Credit ratings allocation, which yielded enormous profits in the boom years to the major agencies including S&P, Moody's and Fitch, have come under fire from regulators for their role in fuelling the financial markets collapse in 2008. The U.S. Congress and White House have both challenged S&P's “secretive process, its credibility and the competence of its analysts.”

In this week's announcement, S&P said Douglas Peterson (53), chief operating officer of Citibank N.A., would be its next President effective September 12, while Mr. Sharma “will take on a special assignment working on the Company's strategic portfolio review,” until the year's end.

Mr. Sharma's resignation also marks intensifying woes faced by the McGraw-Hill Group internally, with activist investors demanding stridently to break up the media conglomerate into four parts including splitting up the S&P into its indexes operations and ratings and financial business, reports said.

In announcing the change, Harold McGraw III, Chairman, President and CEO of the McGraw-Hill Companies said, “I particularly want to thank Deven for his dedicated leadership of S&P. Four years ago, in one of the most difficult times facing S&P in the midst of the financial crisis, I turned to Deven whose background as head of S&P's Investment Services, head of McGraw-Hill's Global Strategy and as a partner at Booz Allen & Company, brought the right kind of skills to address the situation.”

Mr.
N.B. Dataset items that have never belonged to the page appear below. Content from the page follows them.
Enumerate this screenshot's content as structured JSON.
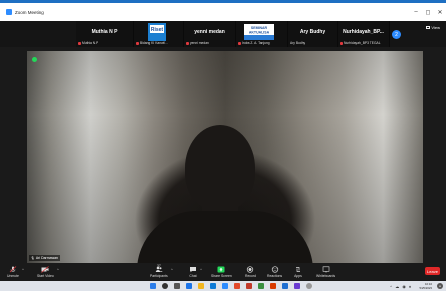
{
  "window": {
    "title": "Zoom Meeting",
    "minimize": "–",
    "restore": "◻",
    "close": "✕"
  },
  "view": {
    "label": "View"
  },
  "gallery": [
    {
      "name": "Muthia N P",
      "sub": "Muthia N.P"
    },
    {
      "name": "",
      "sub": "Bidang KI Kanwil..."
    },
    {
      "name": "yenni medan",
      "sub": "yenni medan"
    },
    {
      "name": "",
      "sub": "Indra Z. A. Tanjung"
    },
    {
      "name": "Ary Budhy",
      "sub": "Ary Budhy"
    },
    {
      "name": "Nurhidayah_BP...",
      "sub": "Nurhidayah_BP3 TEGAL"
    }
  ],
  "gallery_images": {
    "riset": "Riset",
    "seminar_top": "SEMINAR",
    "seminar_mid": "AKTUALISA"
  },
  "more_badge": "2",
  "speaker": {
    "name": "Ari Darmawan"
  },
  "toolbar": {
    "unmute": "Unmute",
    "start_video": "Start Video",
    "participants": "Participants",
    "participant_count": "37",
    "chat": "Chat",
    "share_screen": "Share Screen",
    "record": "Record",
    "reactions": "Reactions",
    "apps": "Apps",
    "whiteboards": "Whiteboards",
    "leave": "Leave"
  },
  "tray": {
    "time": "10:10",
    "date": "5/25/2023"
  },
  "colors": {
    "accent": "#2d8cff",
    "share_green": "#23d959",
    "leave_red": "#e02828",
    "muted_red": "#e0393e"
  }
}
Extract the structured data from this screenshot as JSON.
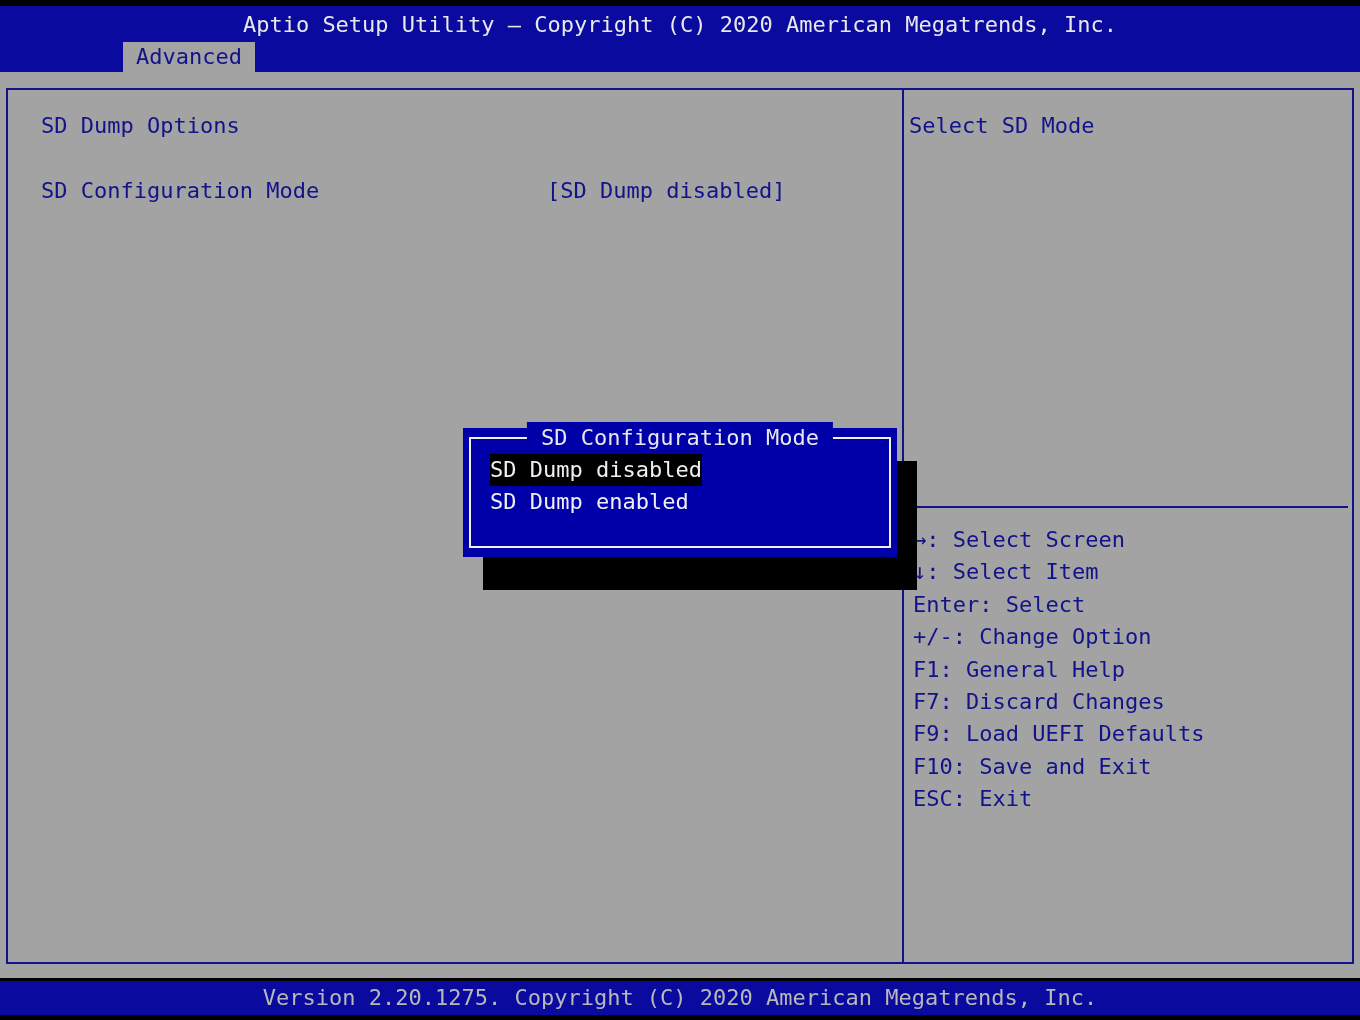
{
  "title": "Aptio Setup Utility – Copyright (C) 2020 American Megatrends, Inc.",
  "tabs": [
    {
      "label": "Advanced",
      "selected": true
    }
  ],
  "main": {
    "heading": "SD Dump Options",
    "settings": [
      {
        "label": "SD Configuration Mode",
        "value": "[SD Dump disabled]"
      }
    ]
  },
  "help_text": "Select SD Mode",
  "key_help": [
    "→: Select Screen",
    "↓: Select Item",
    "Enter: Select",
    "+/-: Change Option",
    "F1: General Help",
    "F7: Discard Changes",
    "F9: Load UEFI Defaults",
    "F10: Save and Exit",
    "ESC: Exit"
  ],
  "popup": {
    "title": "SD Configuration Mode",
    "options": [
      {
        "label": "SD Dump disabled",
        "selected": true
      },
      {
        "label": "SD Dump enabled",
        "selected": false
      }
    ]
  },
  "footer": "Version 2.20.1275. Copyright (C) 2020 American Megatrends, Inc."
}
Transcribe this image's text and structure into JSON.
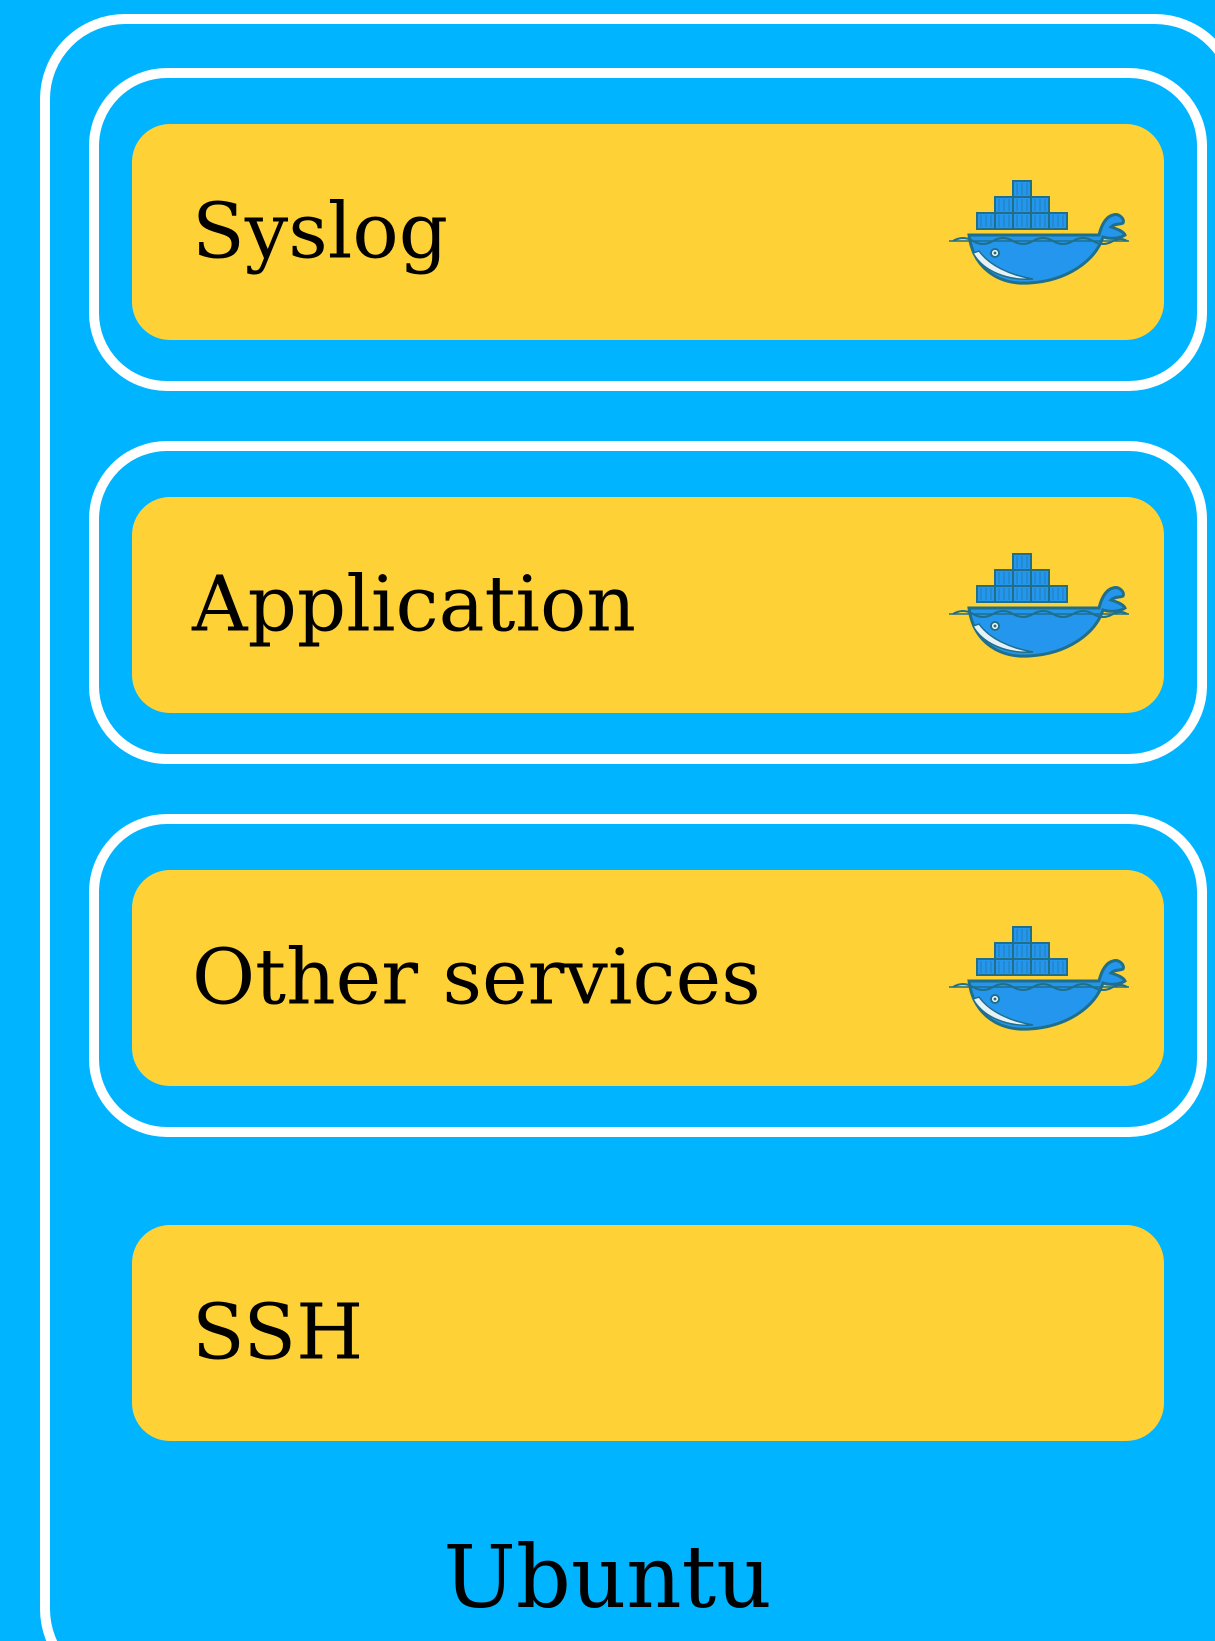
{
  "host": {
    "label": "Ubuntu",
    "border_color": "#ffffff",
    "background_color": "#00b4ff"
  },
  "services": [
    {
      "label": "Syslog",
      "containerized": true,
      "icon": "docker-whale-icon"
    },
    {
      "label": "Application",
      "containerized": true,
      "icon": "docker-whale-icon"
    },
    {
      "label": "Other services",
      "containerized": true,
      "icon": "docker-whale-icon"
    },
    {
      "label": "SSH",
      "containerized": false
    }
  ],
  "colors": {
    "service_fill": "#fed136",
    "docker_blue": "#2496ed",
    "docker_dark": "#1f6f8b"
  }
}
Sharma was however known for his outspoken views on imbalances in the market, for example saying last month to members of the House of Representatives Committee On Financial Services that, “The independence of rating agencies to develop their own methodologies, rather than be pushed by regulation toward a common methodology, mitigates the systemic risk that ratings could become indistinguishable from agency to agency.”

He had further warned that it was critical that new regulations preserved the ability of credit rating agencies “to make their own analytical decisions without fear that those decisions will later be second-guessed if the future does not turn out as anticipated or that, in publishing a potentially controversial view, they will expose themselves to regulatory retaliation.”